Au XIXe siècle né le genre romanesque, exigeant du romancier qu’il étudie la réalité contemporaine avec les précisions des sciences expérimentales et tend à limiter cette peinture aux milieux populaires. Le réalisme et naturalisme ont pour doctrine de reproduire avec le plus de vérité le réel, offrant une vision de l’homme et de la société tel qu’elle est et prenant en compte la médiocrité du monde. L’amour n’est lui-même plus idéalisé, les romanciers cherchent à peindre la vie quotidienne et mettre à nue la vérité sans aucune entrave, ils illustrent les relations conjugales sans aucun artifice. Ainsi le désir physique, la prostitution et l’adultère masculin ou féminin apparaissent dans les romans. Nous nous demanderons alors si les représentations de la femme adultère dans le roman réaliste sont elles principalement l’occasion de tenir un discours sur l’homme ? Dans un premier temps nous verrons les différentes formes de virilité dégradant l’homme dans sa position d’amant, ensuite nous verrons que les représentations féminines sont variables, et pour finir nous observerons l’image du couple dans le roman. 

 

Dans l’univers romanesque, les auteurs du XIXe siècle nous offrent différents regards sur la virilité, le réalisme consiste à observer les hommes selon une parfaite objectivité, cette vision comporte plusieurs facettes :

On peut retrouver un homme voulant se détacher de la femme, s’en affranchir, mais qui malgré sa révolte finit par céder, incapable de résister à la séduction.
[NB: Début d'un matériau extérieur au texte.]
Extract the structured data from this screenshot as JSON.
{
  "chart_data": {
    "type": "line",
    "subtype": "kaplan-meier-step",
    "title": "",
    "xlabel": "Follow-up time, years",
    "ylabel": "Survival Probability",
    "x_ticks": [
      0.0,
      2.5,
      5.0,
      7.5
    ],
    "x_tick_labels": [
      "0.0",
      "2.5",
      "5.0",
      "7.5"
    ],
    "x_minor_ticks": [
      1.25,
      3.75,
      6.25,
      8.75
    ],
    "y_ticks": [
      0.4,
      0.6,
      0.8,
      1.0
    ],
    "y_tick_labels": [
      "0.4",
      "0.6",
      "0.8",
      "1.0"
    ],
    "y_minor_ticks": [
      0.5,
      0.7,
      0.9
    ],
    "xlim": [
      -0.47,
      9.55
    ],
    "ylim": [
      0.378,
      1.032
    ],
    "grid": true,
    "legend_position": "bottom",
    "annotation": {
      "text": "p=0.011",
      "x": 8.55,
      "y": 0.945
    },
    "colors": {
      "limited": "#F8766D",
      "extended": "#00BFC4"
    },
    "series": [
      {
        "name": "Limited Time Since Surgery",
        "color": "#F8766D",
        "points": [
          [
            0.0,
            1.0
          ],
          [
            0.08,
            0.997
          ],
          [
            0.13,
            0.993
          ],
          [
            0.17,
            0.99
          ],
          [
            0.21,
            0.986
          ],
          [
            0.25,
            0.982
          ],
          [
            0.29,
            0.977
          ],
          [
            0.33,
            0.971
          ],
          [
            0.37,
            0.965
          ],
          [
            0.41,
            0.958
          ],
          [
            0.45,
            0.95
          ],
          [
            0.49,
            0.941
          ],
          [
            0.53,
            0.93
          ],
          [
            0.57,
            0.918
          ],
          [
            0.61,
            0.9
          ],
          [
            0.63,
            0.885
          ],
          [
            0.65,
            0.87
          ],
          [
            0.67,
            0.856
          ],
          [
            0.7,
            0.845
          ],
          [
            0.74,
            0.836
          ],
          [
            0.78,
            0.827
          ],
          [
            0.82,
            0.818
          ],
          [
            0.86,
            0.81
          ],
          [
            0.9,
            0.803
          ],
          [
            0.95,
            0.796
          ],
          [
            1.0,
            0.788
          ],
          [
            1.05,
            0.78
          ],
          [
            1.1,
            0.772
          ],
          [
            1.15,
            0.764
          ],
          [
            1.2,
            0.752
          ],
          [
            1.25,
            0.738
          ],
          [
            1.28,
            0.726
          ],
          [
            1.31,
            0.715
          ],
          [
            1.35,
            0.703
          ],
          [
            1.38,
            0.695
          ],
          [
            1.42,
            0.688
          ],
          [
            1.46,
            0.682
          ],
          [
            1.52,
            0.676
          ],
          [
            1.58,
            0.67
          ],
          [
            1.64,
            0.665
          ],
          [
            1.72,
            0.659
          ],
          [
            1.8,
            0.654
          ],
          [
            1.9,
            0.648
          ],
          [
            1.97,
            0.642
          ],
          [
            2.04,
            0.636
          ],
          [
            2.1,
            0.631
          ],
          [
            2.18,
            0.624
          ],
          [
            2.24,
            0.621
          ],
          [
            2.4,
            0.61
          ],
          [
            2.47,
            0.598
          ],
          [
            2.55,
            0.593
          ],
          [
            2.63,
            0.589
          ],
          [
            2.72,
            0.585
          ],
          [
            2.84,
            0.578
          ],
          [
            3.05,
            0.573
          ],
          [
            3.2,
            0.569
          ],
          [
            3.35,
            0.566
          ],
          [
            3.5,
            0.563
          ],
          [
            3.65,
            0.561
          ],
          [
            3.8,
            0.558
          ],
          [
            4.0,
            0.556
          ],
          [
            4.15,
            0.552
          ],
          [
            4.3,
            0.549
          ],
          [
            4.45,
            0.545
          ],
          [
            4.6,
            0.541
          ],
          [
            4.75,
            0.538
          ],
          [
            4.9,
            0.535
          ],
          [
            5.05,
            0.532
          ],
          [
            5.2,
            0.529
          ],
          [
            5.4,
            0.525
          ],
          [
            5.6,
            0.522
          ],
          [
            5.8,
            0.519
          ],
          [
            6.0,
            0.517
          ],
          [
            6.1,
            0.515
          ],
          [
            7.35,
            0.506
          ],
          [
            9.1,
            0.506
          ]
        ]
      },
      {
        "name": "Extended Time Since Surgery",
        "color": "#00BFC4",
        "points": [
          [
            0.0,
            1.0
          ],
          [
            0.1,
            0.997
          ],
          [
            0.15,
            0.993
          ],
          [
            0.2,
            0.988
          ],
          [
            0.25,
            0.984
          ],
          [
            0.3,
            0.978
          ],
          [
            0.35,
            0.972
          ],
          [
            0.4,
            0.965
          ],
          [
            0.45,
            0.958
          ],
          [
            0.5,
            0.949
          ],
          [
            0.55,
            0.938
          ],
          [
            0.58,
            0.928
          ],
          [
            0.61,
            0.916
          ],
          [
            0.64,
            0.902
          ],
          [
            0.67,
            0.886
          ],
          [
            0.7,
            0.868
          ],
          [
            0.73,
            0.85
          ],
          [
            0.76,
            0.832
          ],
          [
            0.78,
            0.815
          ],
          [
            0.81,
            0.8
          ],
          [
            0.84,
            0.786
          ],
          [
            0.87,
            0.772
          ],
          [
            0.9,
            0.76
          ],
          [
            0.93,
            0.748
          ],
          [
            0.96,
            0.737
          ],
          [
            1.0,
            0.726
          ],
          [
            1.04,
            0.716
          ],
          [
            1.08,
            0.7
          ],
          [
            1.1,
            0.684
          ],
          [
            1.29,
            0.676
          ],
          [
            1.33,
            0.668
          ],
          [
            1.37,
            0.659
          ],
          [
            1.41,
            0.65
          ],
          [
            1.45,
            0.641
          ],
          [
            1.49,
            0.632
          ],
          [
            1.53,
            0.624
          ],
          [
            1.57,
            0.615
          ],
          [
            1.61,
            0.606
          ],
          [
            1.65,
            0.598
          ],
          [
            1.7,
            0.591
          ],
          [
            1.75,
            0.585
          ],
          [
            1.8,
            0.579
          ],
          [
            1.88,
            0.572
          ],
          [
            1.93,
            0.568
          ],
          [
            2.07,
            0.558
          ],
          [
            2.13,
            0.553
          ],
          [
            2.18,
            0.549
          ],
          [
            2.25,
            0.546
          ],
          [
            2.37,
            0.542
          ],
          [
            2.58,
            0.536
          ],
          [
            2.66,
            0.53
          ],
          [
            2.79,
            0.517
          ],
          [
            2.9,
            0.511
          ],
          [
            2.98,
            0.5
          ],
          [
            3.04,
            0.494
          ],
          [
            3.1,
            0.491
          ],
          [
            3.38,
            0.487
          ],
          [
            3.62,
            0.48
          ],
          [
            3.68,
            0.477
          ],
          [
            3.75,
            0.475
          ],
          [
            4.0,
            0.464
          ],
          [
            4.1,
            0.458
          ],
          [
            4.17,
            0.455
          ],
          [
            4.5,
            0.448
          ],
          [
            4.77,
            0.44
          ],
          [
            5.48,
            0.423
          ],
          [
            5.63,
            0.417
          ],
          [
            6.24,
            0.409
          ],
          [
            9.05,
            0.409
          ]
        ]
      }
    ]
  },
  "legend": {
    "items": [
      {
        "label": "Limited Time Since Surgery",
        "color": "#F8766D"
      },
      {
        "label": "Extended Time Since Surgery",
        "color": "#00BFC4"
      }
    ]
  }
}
Dans Flaubert notamment, Léon tente de résister à Emma, son attitude révèle  une mise à distance, en effet il y a « dans l’étreinte de ses bras, quelque chose d’extrême, de vague et de lugubre […] comme pour les séparer «.  

Des hommes lâches et faibles, succombent à ces femmes, ils ne peuvent y renoncer. L’homme manque de courage, désarmé  face à la séduction de la femme. Dans Thérèse Raquin, Laurent incarne l’homme viril, fort, imposant pourtant il se révèle faible devant une femme. Laurent « céda « et « s’engage à venir gouter d’une passion si hardiment offerte «, il ne voulait plus revoir Thérèse, troublé, mais finalement il succombe à l’envie de la revoir.

 Les amants ne servent qu’à combler les désirs charnels des femmes. Les hommes sont envoûtés, dépendants de la passion même, par ailleurs après avoir été assouvi de ses envies, Laurent se trouve comme « ivre «. Dans Madame Bovary de Flaubert, Léon « se sentait lâche, comme les ivrognes à a vue des liqueurs fortes «, ainsi la sexualité, la sensualité qu’offre la femme est assimilé à un alcool dont l’homme ne peut s’abstenir. 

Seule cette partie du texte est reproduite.